As Christians became more numerous after Constantine legalized the faith in the fourth century, changes occurred. Earlier Christian approaches to healing led to a professionalization of medical care and the development of new curative institutions, namely hospitals. Miracu lous events proliferated: far more than earlier, Christians claimed divine healing through exorcistic rites, holy people and relics. And as Christians spread geographically and uncritically became enculturated in their societies, they began to resort to practices that they had earlier repudiated—using amulets, reciting incantations.

The shape of Ferngren’s argument is essentially correct. His scholarship is impressive, and he writes lucidly in a way that allows him to communicate to nonspecialists. But his tilt away from the miraculous seems greater than the sources allow. Origen’s talk about “traces” must be balanced with his participation in an exorcism in the midst of a catechetical session. “Things like this,” Origen commented, “lead many people to be converted to God, many to reform themselves, many to come to faith.”

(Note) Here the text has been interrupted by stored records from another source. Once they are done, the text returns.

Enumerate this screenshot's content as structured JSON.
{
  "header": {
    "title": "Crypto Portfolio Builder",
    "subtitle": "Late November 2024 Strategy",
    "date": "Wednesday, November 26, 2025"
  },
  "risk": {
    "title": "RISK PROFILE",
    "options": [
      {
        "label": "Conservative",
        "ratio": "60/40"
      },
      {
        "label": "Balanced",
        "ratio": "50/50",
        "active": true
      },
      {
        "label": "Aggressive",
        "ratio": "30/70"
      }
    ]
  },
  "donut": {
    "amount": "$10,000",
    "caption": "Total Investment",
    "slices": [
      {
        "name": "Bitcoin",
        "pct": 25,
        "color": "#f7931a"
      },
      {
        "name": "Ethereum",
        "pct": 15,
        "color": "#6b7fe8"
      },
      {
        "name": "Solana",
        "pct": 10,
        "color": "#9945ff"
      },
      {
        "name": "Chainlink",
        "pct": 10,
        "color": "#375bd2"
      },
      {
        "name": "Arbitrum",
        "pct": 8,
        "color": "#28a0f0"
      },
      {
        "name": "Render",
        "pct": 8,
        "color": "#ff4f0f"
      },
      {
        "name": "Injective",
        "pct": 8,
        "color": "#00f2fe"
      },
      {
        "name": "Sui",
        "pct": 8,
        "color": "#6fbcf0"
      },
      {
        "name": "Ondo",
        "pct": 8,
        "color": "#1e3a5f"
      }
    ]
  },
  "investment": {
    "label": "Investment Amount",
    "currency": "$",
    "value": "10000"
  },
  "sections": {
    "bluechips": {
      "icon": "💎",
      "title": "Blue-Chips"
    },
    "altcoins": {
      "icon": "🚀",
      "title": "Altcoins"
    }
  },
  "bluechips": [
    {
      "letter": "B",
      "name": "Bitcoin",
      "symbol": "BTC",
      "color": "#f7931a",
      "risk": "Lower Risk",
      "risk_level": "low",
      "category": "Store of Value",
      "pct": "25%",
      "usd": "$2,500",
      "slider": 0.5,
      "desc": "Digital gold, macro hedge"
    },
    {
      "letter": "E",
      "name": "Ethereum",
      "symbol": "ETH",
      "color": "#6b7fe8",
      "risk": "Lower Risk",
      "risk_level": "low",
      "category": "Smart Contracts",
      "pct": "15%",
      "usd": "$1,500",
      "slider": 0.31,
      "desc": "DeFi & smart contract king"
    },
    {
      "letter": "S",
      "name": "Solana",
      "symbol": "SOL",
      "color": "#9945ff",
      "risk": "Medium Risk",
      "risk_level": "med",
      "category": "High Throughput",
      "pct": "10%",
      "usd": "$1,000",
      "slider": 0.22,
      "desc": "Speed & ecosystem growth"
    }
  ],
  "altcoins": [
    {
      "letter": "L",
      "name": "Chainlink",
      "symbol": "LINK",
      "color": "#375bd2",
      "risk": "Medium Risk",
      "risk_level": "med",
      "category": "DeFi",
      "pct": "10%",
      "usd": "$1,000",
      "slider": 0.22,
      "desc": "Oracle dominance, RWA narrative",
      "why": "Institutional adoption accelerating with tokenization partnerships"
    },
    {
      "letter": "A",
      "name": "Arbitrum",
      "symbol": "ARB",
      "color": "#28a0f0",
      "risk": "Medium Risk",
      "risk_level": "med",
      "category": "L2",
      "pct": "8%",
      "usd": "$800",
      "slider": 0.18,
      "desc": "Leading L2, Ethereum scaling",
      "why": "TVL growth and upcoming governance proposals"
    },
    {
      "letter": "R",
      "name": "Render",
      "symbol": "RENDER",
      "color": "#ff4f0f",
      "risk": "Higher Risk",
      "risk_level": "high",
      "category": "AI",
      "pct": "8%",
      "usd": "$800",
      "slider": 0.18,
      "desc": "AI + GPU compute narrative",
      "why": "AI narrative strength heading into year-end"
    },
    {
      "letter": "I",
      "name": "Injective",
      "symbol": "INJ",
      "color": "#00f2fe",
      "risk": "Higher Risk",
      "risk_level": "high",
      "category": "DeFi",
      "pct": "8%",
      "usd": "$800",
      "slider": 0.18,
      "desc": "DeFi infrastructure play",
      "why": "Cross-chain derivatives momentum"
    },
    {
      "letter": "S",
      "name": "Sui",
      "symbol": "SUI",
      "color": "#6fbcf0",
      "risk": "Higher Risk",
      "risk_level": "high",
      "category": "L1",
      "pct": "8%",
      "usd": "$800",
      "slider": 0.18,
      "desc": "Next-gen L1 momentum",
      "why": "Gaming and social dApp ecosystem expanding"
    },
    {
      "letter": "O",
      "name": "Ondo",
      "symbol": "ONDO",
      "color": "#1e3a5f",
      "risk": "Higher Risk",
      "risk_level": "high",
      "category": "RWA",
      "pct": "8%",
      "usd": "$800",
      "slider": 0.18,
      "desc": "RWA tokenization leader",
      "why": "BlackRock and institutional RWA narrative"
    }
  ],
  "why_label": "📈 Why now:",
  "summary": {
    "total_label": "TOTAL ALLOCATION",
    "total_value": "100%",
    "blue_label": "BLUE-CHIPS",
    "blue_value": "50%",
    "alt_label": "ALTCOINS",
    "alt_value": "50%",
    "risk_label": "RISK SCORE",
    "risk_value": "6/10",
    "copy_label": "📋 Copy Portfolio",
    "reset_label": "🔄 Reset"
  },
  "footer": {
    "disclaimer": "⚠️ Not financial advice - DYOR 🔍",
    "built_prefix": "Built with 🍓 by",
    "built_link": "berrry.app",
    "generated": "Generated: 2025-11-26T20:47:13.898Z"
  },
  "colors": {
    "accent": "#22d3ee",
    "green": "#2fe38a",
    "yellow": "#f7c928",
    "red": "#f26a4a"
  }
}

I am also troubled by Ferngren’s casual reading of the church orders—leaders’ handbooks that are informative about church practice. On the one hand, these intensify Ferngren’s point about the responsibility of all believers to care for the sick. The church orders did not simply privately encourage ordinary Christians to “visit the sick and aid the poor”; they made this a core Christian practice that was taught in catechesis. When presenting candidates, sponsors were asked: “Have they visited the sick?” Only if the catechumens had engaged in this practice were they admitted to baptism. The church orders also assumed that miraculous healing was a normal part of church life. When believers claimed to have gifts of healing, this had to be tested in practice; did the people they prayed for recover? And according to the church orders, the bishop had a healing role; his visit could relieve a person of sickness, especially if he prayed for the one who was ill. These practices place a question mark over Ferngren’s downplaying of miracles.

Finally, Ferngren ignores the miraculous scenes in early Christian visual art. Repeatedly the art depicts Jesus as a healer—of the leper, the blind man, the woman with a flow of blood. These scenes were commissioned by communities that believed, as the church orders indicate, that miraculous healing was a part of their church’s life.

So why did the early church grow? Ferngren’s preferred reason is not miracles but “argument, persuasion, and a theology that brought conviction and hope.” I think that the evidence he provides for the Christians’ respect for naturalistic medicine, leading to their congregations’ care for the sick, adds another reason—the Christians’ fascinating behavior. Though there may be more evidence in the sources for miracles than Ferngren allows for, the story that he tells is provocative for Christian readers who live in a culture of fear and who tremble at the thought of new pandemics.